First of all: Sorry for long text and thanks for reading in advance.
I'm facing some tough challenges. Let me explain the situation:
We have an environment with an amount of approx 16TB of backed up data (sum of all jobs in datacenter from table storedsize of database view dbo.ReportSessionsView) and a change rate of ca. 10 percent. One restore point per day, 30 restore points in total. All should be copied off-site over WAN link with let's say a bandwith that can handle the change rate per day when copying at full capacity all the time within one day backup cycle (150-300mbit targeted). At the moment there are 23 backup jobs with overall 511 vms to process. Every backup job is linked to a separate backup copy job.
- Veeam B&R 9.5 U1 Enterprise Plus
- Mixed VMware environment: 5.0, 5.5, 6.0
- 23 backup jobs
- 23 backup copy jobs
- 511 vms
- 16TB full backups (may be reduced through consolidate backup jobs and thus benefit from more dedup)
- 10 percent change rate
- 1 WAN connection to process 1,6TB within 24 hours
- 2 backup repositories on-site with respectively 54,6TB of capacity (scale-out repository is not yet used)
- 2 backup copy repositories off-site with respectively 54,6TB of capacity (scale-out repository is not yet used)
Goals to achieve:
- Decrease the number of backup jobs and copy jobs to reduce the load on the backup server and benefit more from dedup. The high number of jobs is due to missing parallel processing feature prior to verion 7. Remark: We have around 100 backup / backup copy jobs in total. We back up additional vms in our plants (repectively one backup and one backup job per plant).
- Copy all incremental data within a backup cycle of one day off-site.
- A copy job only starts once the source backup job has finished and not when the first vm processing has finished even if per-vm backup files is configured at source repository.
- If we configure less backup jobs a copy job will be idle until the first job has finished.
- Reverse incremental or forever forward incremental additionally extend the job duration due to merge while running (reverse) or at the end (forever forward).
- Weekly active fulls are only possible when decreasing the number of restore points cause of the large full backup size. Approach would be running forward incremental active fulls to avoid merge and end in shorter job duration to begin backup copy earlier at the cost of additional capacity which we don't have (yet).

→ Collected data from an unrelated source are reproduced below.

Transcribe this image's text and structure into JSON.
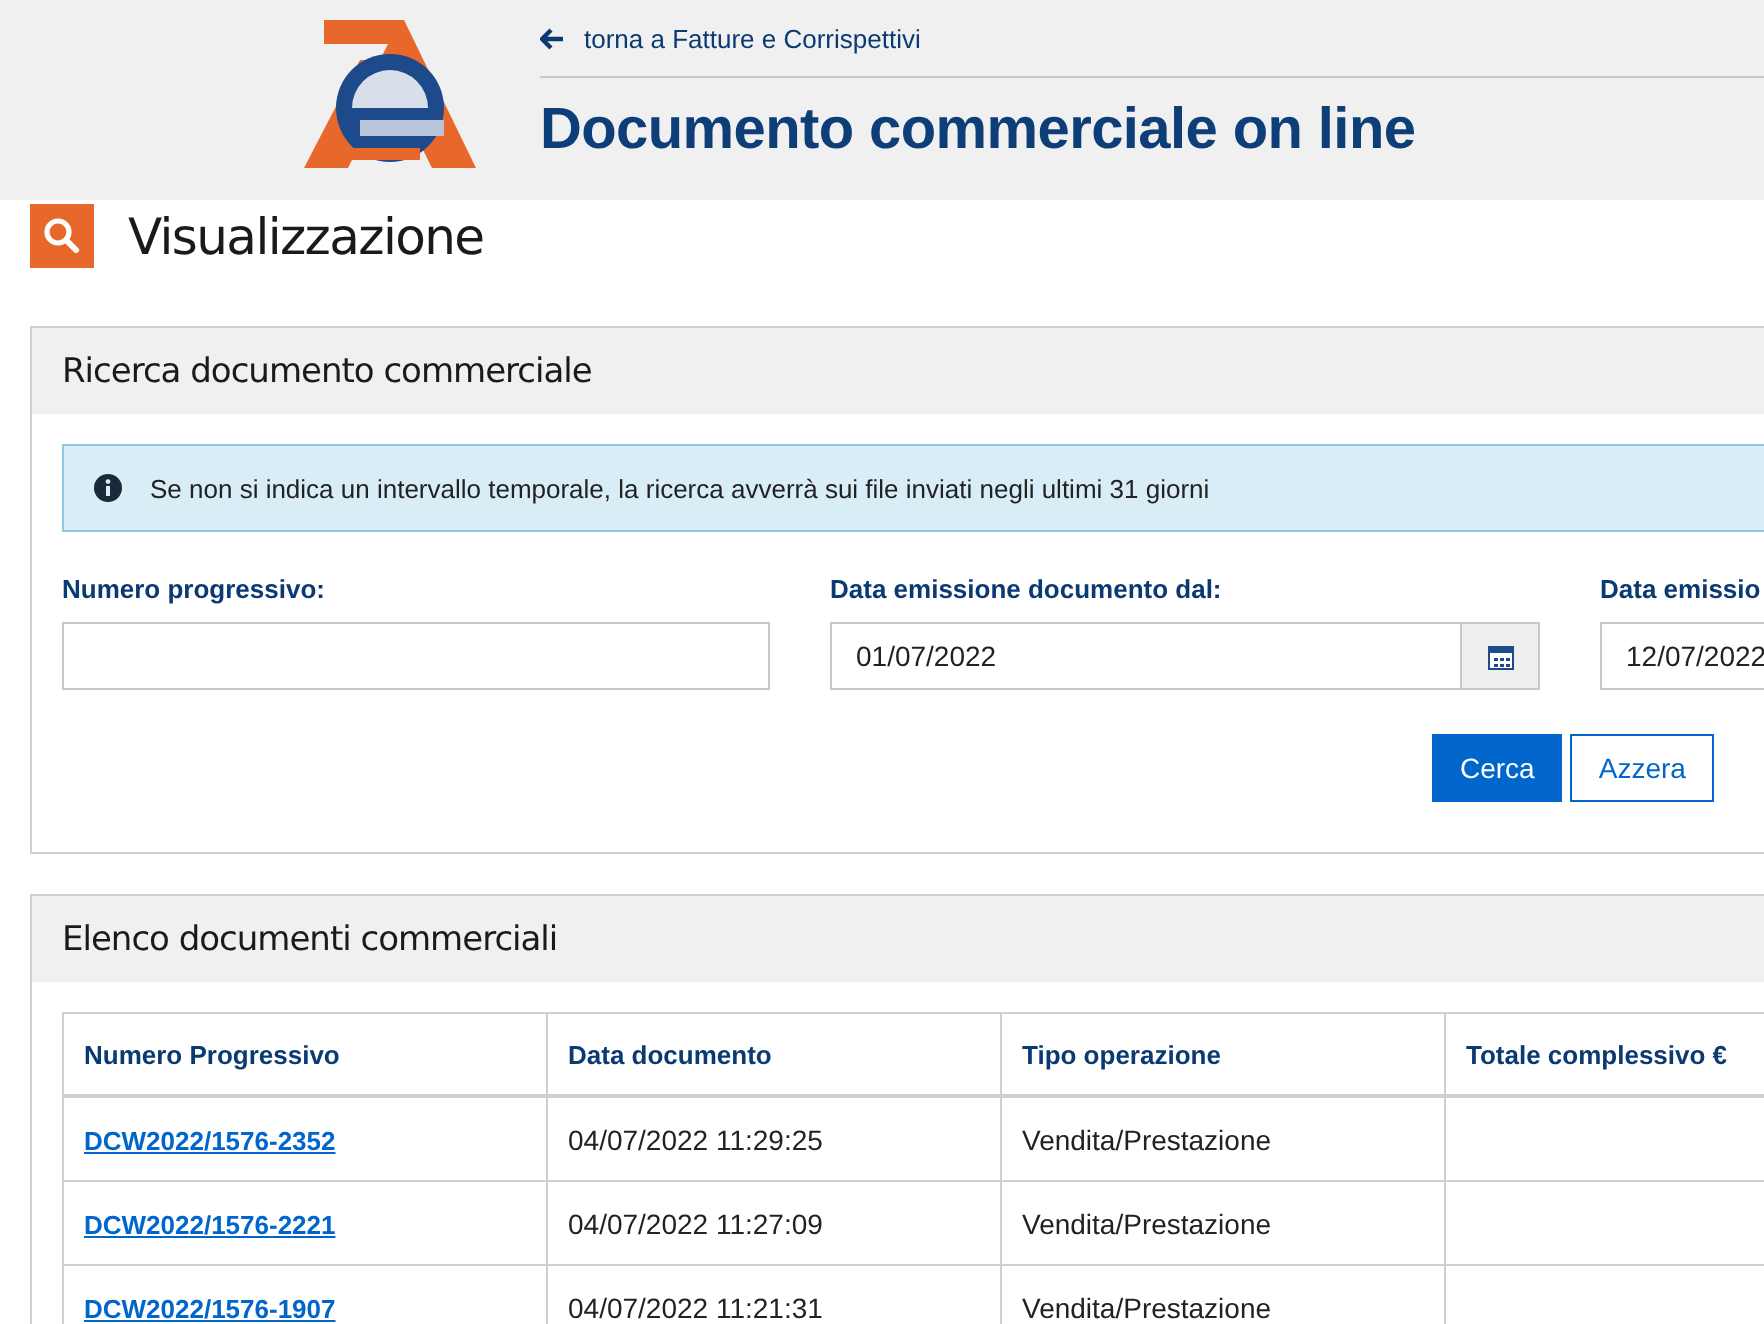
{
  "header": {
    "back_link": "torna a Fatture e Corrispettivi",
    "title": "Documento commerciale on line"
  },
  "page_title": "Visualizzazione",
  "search_panel": {
    "title": "Ricerca documento commerciale",
    "info": "Se non si indica un intervallo temporale, la ricerca avverrà sui file inviati negli ultimi 31 giorni",
    "fields": [
      {
        "label": "Numero progressivo:",
        "kind": "text"
      },
      {
        "label": "Data emissione documento dal:",
        "kind": "date",
        "value": "01/07/2022"
      },
      {
        "label": "Data emissio",
        "kind": "date",
        "value": "12/07/2022"
      }
    ],
    "buttons": [
      {
        "label": "Cerca",
        "kind": "primary"
      },
      {
        "label": "Azzera",
        "kind": "secondary"
      }
    ]
  },
  "list_panel": {
    "title": "Elenco documenti commerciali",
    "table": {
      "columns": [
        "Numero Progressivo",
        "Data documento",
        "Tipo operazione",
        "Totale complessivo €"
      ],
      "rows": [
        {
          "number": "DCW2022/1576-2352",
          "date": "04/07/2022 11:29:25",
          "type": "Vendita/Prestazione"
        },
        {
          "number": "DCW2022/1576-2221",
          "date": "04/07/2022 11:27:09",
          "type": "Vendita/Prestazione"
        },
        {
          "number": "DCW2022/1576-1907",
          "date": "04/07/2022 11:21:31",
          "type": "Vendita/Prestazione"
        }
      ]
    }
  }
}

- When using only 2 copy jobs merge will take forever and while merging is active the WAN link is idle.
- We cannot use active GFS with a lower number of restore points in total because this would only help if we can copy with "Read the entire restore point from source backup..." option enabled. And this is not possible due to the limited WAN link.
Considerations so far
- Configure two copy jobs (one for every respository on-site), use current copy repository as staging repository on-site and buy a NAS sized to hold the complete data of both copy jobs. Then copy with rsync instead of using backup copy jobs. Pro: No merge needed because the both primary copy jobs have merged all data already.; Rsync should be able to copy only delta changes to off-site NAS. Cons: Unreliable; Rsync isn't aware of running Veeam backup copy jobs, Rsync and backup copy jobs may overlap; I read "If rsync was any good, we would not have developed Backup Copy." -> I guess rsync wouldn't be a good option in any case, right?

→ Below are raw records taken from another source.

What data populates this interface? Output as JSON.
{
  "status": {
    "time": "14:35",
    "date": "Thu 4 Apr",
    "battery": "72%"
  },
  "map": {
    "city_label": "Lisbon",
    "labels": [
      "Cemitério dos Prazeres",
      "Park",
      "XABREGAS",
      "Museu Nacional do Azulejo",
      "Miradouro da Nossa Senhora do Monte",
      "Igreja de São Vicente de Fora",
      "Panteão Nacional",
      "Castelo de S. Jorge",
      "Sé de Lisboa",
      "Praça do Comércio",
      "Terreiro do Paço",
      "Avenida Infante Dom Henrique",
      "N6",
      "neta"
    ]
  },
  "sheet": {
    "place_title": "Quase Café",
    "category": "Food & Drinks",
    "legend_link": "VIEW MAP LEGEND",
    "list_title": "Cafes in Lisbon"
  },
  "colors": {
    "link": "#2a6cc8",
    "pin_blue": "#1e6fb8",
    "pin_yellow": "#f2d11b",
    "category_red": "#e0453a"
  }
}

- Configure two copy jobs (one for every respository on-site) that copy data of all jobs to the current backup copy repository but on-site and use GFS with "Read the entire restore point from source backup..." if necessary to avoid merge. Use two more backup copy jobs to process the data for off-site copy to a newly buyed NAS over WAN on even days and additional two copy jobs that copy the data over WAN on odd days. In this szenario both copy pairs should have enough time to merge the 1,6TB incremental backup once the maximum number of set retore points is reached.
- Configure just two backup copy pairs (2 copy jobs x 2 Repositories) for copy over WAN alternating daily wihtout an additional on-site copy respository. How would I configure alternating copy jobs, anyway? Just set cycle = two days? What if backup cycle of both copy jobs start at the same time (e.g. at backup service start)? Is it even possible to configure alternating backup copy jobs?
- Until now we havn't used WAN acceleration cause of the current number of backup copy jobs and the WAN acceleration process limit to one task. Would WAN accelaration help me in this situation as well?
Are there any suggestions how to configure the complete backup and backup copy process? What would you do if you were in my place?
Any recommendations, suggestions or other ideas welcome, thanks in advance.